I am just thankful that I bought this laptop before apple "upgraded" the line to those horrific 1st gen butterfly keyboards. That's another story though.

Re: New Macs With M1 Chips

Posted: Wed Nov 18, 2020 2:26 pm
by Mountaineer
Smith1776 wrote: Wed Nov 18, 2020 2:18 pm I am still on a 2015 15" Macbook Pro (purchased in 2016). Going on 4 years and don't currently see a need to upgrade. Though the new Apple silicon definitely has me questioning what otherwise would have been a planned move away from Apple's high prices. Right now that M1 chip has made Macbooks a phenomenal value, even without a change to their lineup's overall pricing structure.

I am just thankful that I bought this laptop before apple "upgraded" the line to those horrific 1st gen butterfly keyboards. That's another story though.
Those keyboards are indeed horrific! I still have a mid-2009 MacBook Pro - drastically better keyboard. Much of what I type on the 2018 MBP has errors that take a lot of time and effort to fix - way more problematic than the 2009.

Re: New Macs With M1 Chips

Posted: Wed Nov 18, 2020 2:52 pm
by Mark Leavy
dualstow wrote: Wed Nov 18, 2020 7:35 am Mac minis are what I use.
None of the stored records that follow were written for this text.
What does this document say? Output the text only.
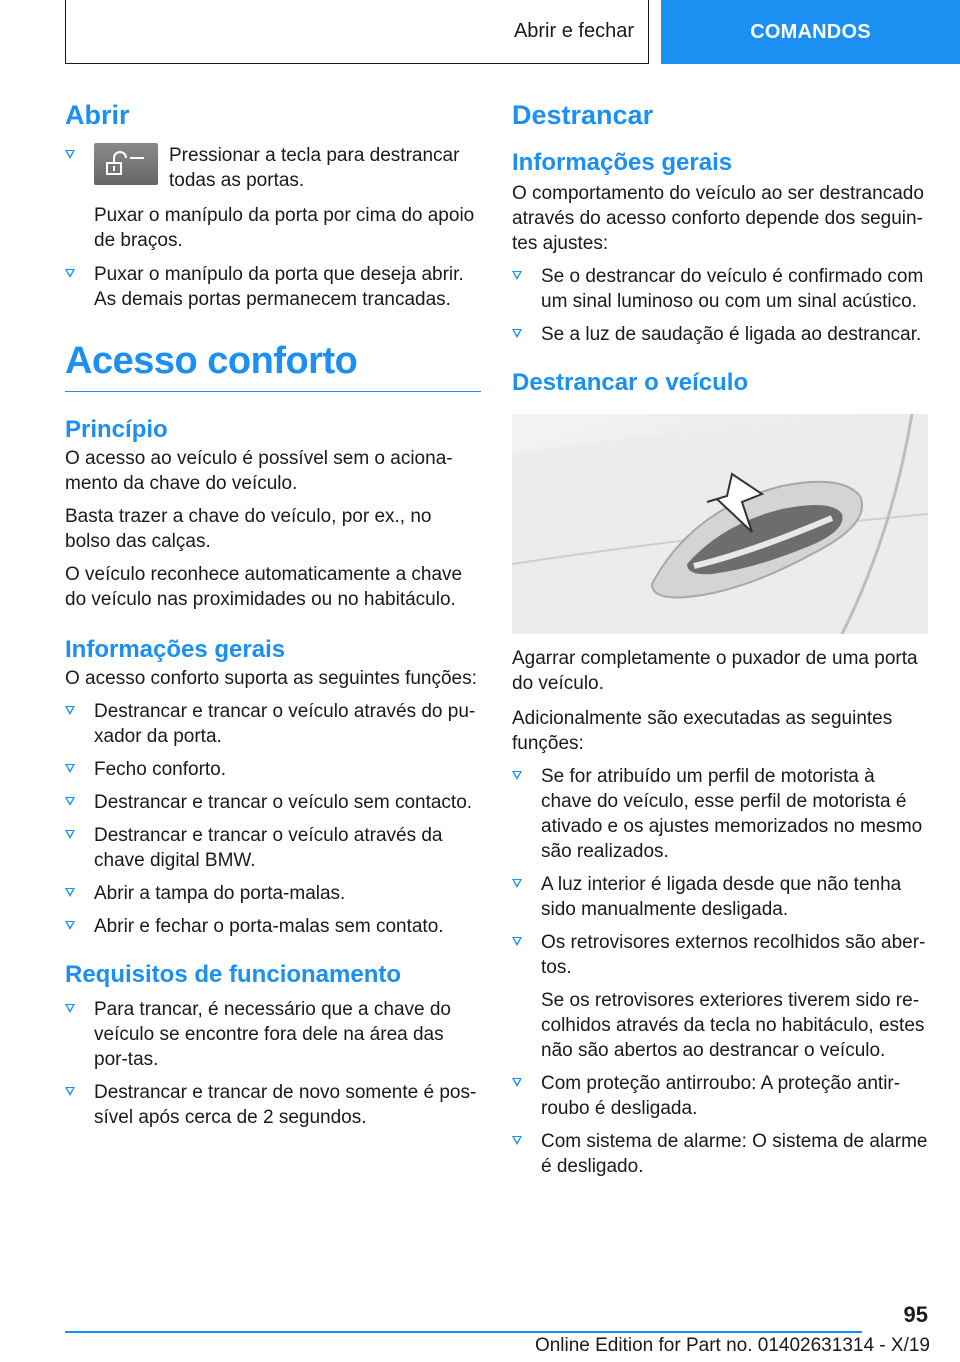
Abrir e fechar	COMANDOS
Abrir
Pressionar a tecla para destrancar todas as portas.
Puxar o manípulo da porta por cima do apoio de braços.
Puxar o manípulo da porta que deseja abrir. As demais portas permanecem trancadas.
Acesso conforto
Princípio

O acesso ao veículo é possível sem o aciona-mento da chave do veículo.

Basta trazer a chave do veículo, por ex., no bolso das calças.

O veículo reconhece automaticamente a chave do veículo nas proximidades ou no habitáculo.

Informações gerais

O acesso conforto suporta as seguintes funções:

Destrancar e trancar o veículo através do pu-xador da porta.
Fecho conforto.
Destrancar e trancar o veículo sem contacto.
Destrancar e trancar o veículo através da chave digital BMW.
Abrir a tampa do porta-malas.
Abrir e fechar o porta-malas sem contato.
Requisitos de funcionamento
Para trancar, é necessário que a chave do veículo se encontre fora dele na área das por-tas.
Destrancar e trancar de novo somente é pos-sível após cerca de 2 segundos.
Destrancar
Informações gerais

O comportamento do veículo ao ser destrancado através do acesso conforto depende dos seguin-tes ajustes:

Se o destrancar do veículo é confirmado com um sinal luminoso ou com um sinal acústico.
Se a luz de saudação é ligada ao destrancar.
Destrancar o veículo

Agarrar completamente o puxador de uma porta do veículo.

Adicionalmente são executadas as seguintes funções:

Se for atribuído um perfil de motorista à chave do veículo, esse perfil de motorista é ativado e os ajustes memorizados no mesmo são realizados.
A luz interior é ligada desde que não tenha sido manualmente desligada.
Os retrovisores externos recolhidos são aber-tos.
Se os retrovisores exteriores tiverem sido re-colhidos através da tecla no habitáculo, estes não são abertos ao destrancar o veículo.
Com proteção antirroubo: A proteção antir-roubo é desligada.
Com sistema de alarme: O sistema de alarme é desligado.
95
Online Edition for Part no. 01402631314 - X/19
Extended keyboard, mouse made of wood, magic desktop trackpad.
Sounds ideal for a home machine. I'm imagining a couple of giant monitors with that. Probably wouldn't fit very well in my pack.
Nice setup, though.

Re: New Macs With M1 Chips

Posted: Wed Nov 18, 2020 3:10 pm
by Smith1776
If only the M1 Mac mini supported 3 displays, then I would be sold. Alas, maybe the next generation.

Re: New Macs With M1 Chips

Posted: Wed Nov 18, 2020 5:43 pm
by dualstow
I’ve just got the one Compaq display that i bought for a Windows xp tower in the mid-late aughts.